This month, I came across two interesting and slightly contradictory reads on injuries and running form, as well as a thought provoking topic on stretching and another on mindfulness.
Reducing vertical impact loading – one year follow-up
It’s always interesting to see follow-ups on research. We can learn something in an 8-12 week study but how well does what we learn apply to the long term?
Well, here we get the answer. It has been long accepted that vertical impact is an important factor in injury risk. A study was performed to test a strategy to reduce vertical impact and found good results during the duration of the study.
How did things work out after a year, though? Well, good news. The results stuck. One year in, vertical impact forces were still lower.
While the results of one study are not conclusive, it seems like horizontal (braking) forces may be a much more significant factor in injury risk than vertical forces. In fact, horizontal forces seem to be a significant factor according to this study, while vertical forces are a non-factor.

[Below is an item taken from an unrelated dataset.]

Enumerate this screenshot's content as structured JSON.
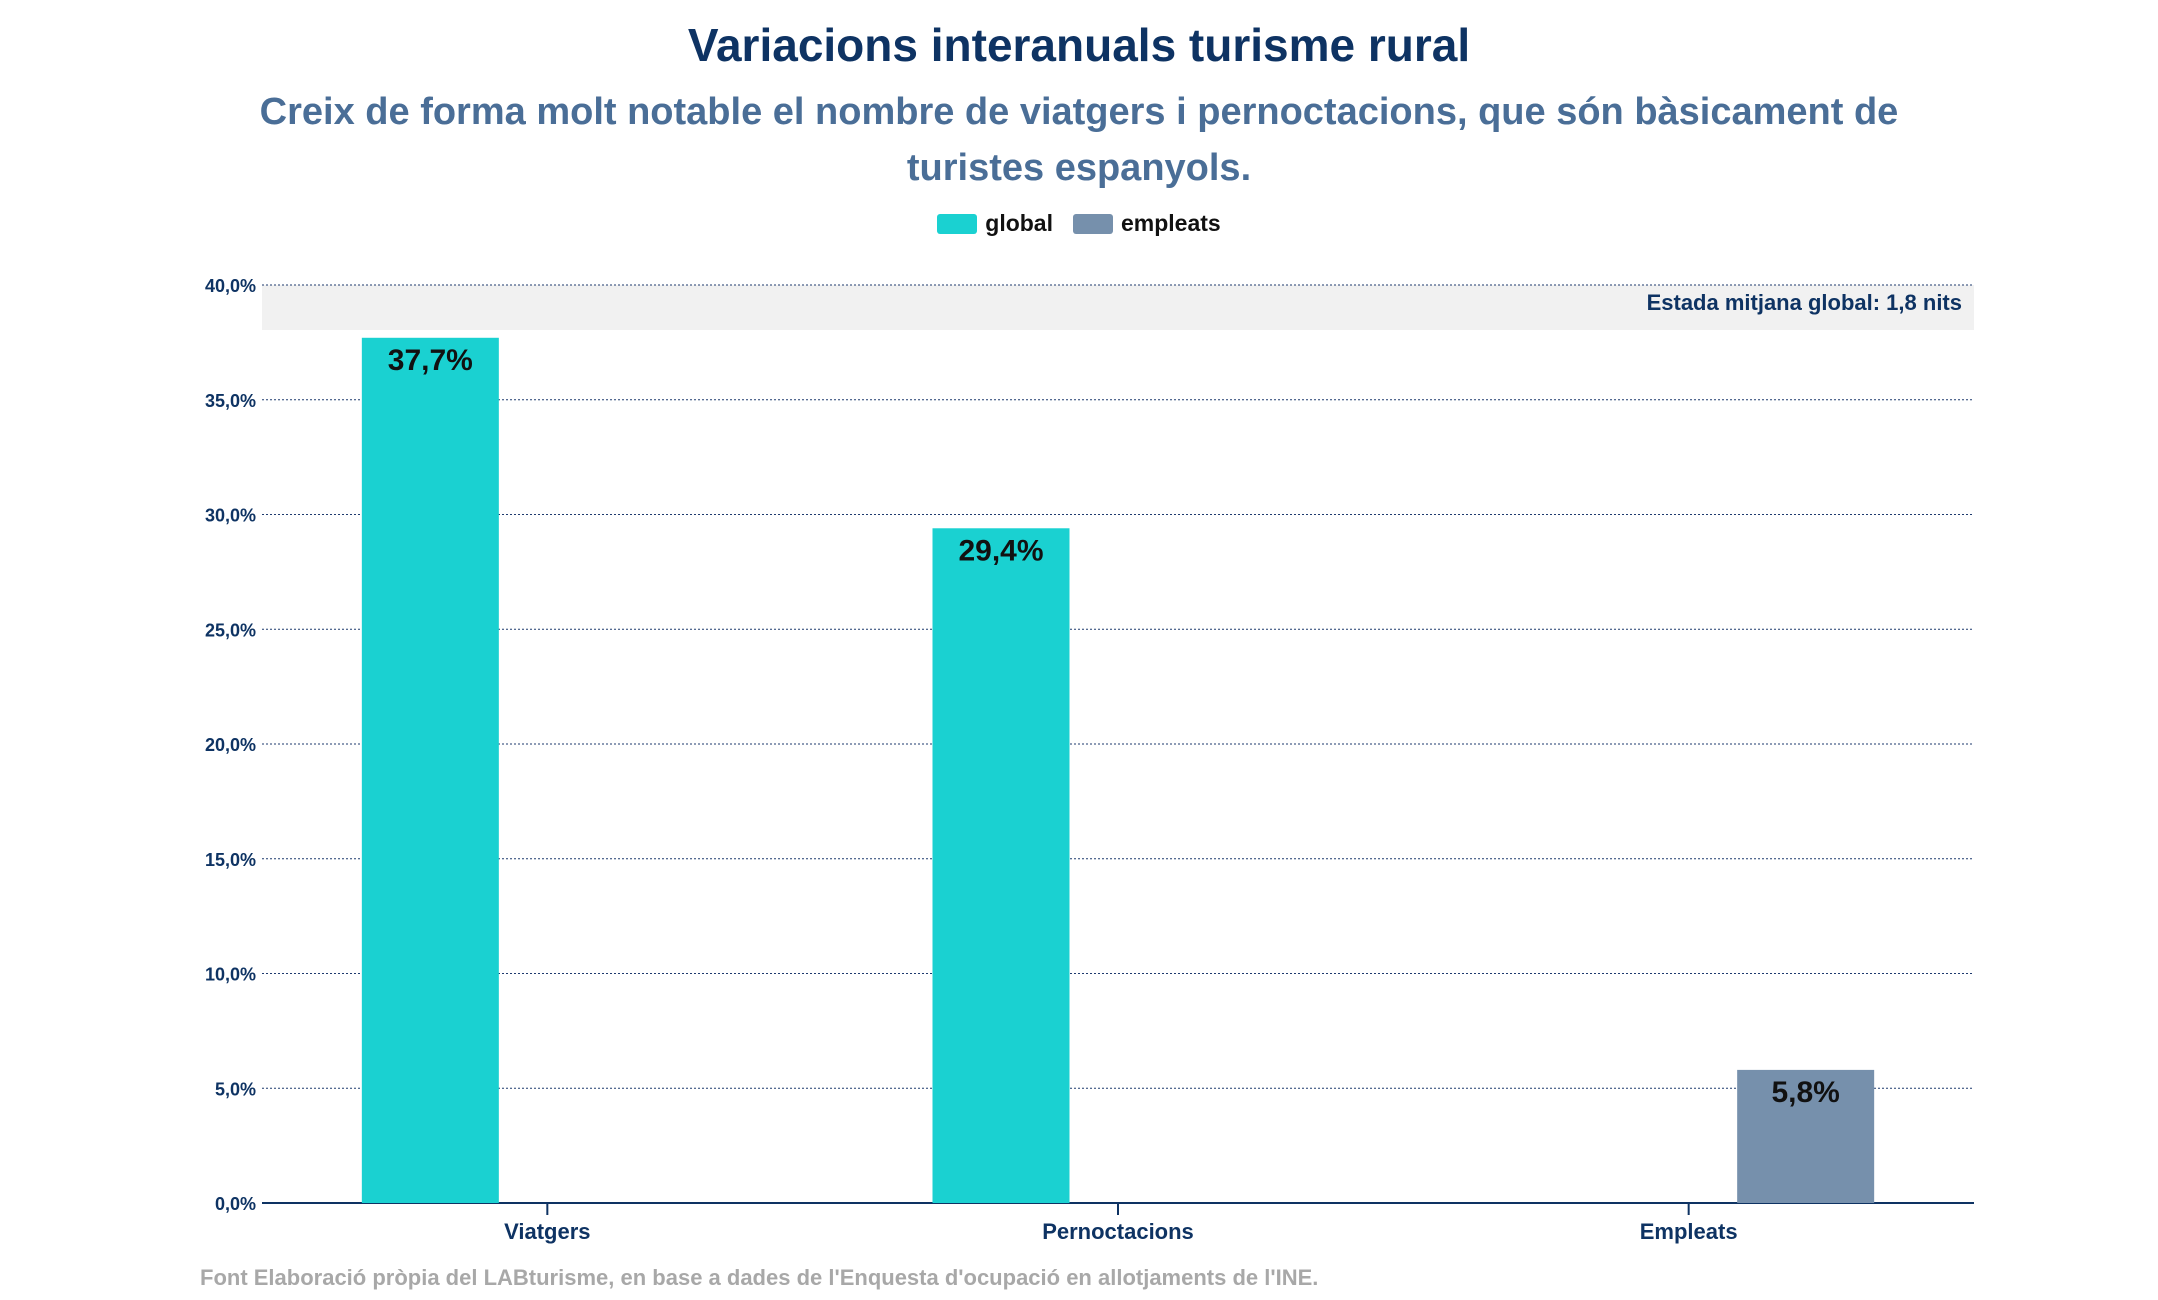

As always, this is one study. Don’t turn what you’re doing upside down yet but this is definitely some interesting food for thought.
Ahh, the age old question. To stretch or not to stretch? This one seems like it’s been debated forever. So what’s the right answer?
What if the right answer is that it depends what you think? This study found that pre-workout stretching for team sport athletes and put them through a thorough warmup routine that included either dynamic stretching, short duration (streches held for 5 seconds each) static stretching, long duration (held for 30 seconds each) static stretching, or no stretching.
The result? Performance didn’t change. They didn’t even find a placebo effect. Stretching didn’t help, it didn’t hurt.
So what do we take from this? Basically what I’ve been saying for some time. Do what you are comfortable with and what you believe in.